Finding Drug Candidates via Information Retrieval Some of the targets like genes or proteins can be attacked not only by antivirals but by compounds used for other purposes. There is a possibility to leverage machine learning techniques to automatically scan through large amounts of literature / assay tests to search for drug candidates for a given target. Some of the challenges in this approach are:

  • The same target might have different names (just like synonyms in language).

  • Even though we find that a particular compound can inhibit a target, the same compound may not inhibit the target in the virus or even it inhibits the target, it may not inhibit the virus itself. This makes it important to identify good targets.

Finding Good Targets via Information Retrieval There are many ways in which we can find target candidates for drugs. Some of these are: a) Ask a domain expert; b) Find a similarity metric between viruses and use that to identify good targets; c) Form a set of all genes in COVID-19 and search for genes that may have more than x% overlap (x might be say 99%) with COVID genes. d) Similar to genes, we can also form a set of proteins in COVID-19 and append the set with related proteins. Challenges associated with this are similar to the one noted in the previous section.

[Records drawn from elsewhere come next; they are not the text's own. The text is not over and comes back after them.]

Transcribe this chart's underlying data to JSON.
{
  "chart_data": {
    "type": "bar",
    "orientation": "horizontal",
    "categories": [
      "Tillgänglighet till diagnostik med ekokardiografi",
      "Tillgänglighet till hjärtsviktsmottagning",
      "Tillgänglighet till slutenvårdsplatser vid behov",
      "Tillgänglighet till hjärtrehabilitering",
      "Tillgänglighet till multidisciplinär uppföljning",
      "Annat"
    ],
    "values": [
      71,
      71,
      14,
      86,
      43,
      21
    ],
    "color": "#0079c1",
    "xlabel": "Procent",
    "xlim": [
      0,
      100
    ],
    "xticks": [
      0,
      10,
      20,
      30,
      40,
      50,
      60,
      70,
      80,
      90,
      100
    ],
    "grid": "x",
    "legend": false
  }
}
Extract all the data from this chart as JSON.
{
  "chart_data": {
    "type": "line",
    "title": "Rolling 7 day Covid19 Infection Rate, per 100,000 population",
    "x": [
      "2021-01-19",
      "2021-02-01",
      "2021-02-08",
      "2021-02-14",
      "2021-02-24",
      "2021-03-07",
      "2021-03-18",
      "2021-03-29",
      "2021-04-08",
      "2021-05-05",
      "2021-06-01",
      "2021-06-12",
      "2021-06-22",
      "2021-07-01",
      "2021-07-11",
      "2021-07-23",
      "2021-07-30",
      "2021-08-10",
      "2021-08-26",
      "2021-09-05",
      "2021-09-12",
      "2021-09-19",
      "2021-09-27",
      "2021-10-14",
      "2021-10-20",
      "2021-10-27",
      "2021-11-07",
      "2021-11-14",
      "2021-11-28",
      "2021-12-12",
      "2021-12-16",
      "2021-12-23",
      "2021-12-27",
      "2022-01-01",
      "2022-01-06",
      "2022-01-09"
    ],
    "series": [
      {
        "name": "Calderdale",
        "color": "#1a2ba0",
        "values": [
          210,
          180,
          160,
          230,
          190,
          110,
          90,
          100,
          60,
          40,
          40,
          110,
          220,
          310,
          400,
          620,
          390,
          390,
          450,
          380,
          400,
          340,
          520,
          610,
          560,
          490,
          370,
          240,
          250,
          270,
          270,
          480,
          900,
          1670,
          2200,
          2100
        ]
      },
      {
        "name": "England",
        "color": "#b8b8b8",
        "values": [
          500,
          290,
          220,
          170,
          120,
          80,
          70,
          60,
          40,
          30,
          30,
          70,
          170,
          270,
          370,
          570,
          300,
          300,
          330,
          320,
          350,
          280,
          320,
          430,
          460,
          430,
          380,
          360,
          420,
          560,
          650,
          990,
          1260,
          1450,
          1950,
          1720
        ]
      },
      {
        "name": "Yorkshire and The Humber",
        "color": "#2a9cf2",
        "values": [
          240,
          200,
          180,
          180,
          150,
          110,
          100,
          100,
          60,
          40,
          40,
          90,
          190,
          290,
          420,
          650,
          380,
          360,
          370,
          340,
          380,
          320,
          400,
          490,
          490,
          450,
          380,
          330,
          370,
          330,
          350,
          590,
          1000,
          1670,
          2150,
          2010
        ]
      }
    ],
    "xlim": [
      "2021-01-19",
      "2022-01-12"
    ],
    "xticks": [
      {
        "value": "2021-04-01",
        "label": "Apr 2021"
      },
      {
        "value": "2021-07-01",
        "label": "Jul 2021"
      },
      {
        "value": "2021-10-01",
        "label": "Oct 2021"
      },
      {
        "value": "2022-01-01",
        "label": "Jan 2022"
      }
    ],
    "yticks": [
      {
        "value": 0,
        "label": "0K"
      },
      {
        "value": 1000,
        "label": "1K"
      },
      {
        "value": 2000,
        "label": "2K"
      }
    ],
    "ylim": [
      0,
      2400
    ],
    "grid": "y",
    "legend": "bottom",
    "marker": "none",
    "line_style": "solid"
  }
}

Data Augmentation from Other Viruses The SARS virus is most closely related to COVID. The problem is that we only have very few positive drug candidates for SARS and a very large number of negatives. This makes it very hard to train a ML model. We can augment this data by collecting data from other viruses. However, the problem is that for only a very few viruses we have large amounts of assay data (due to worldwide interests). For many other viruses, we might only have data for 30-40 compounds. To further complicate things, different viruses can behave quite differently from each other. It is possible that what works on one virus has very little predictive power on other viruses. At the same time, there is some chance, if we can compile a dataset of all virus / drugs combinations that have been reported, we might be able to improve our model.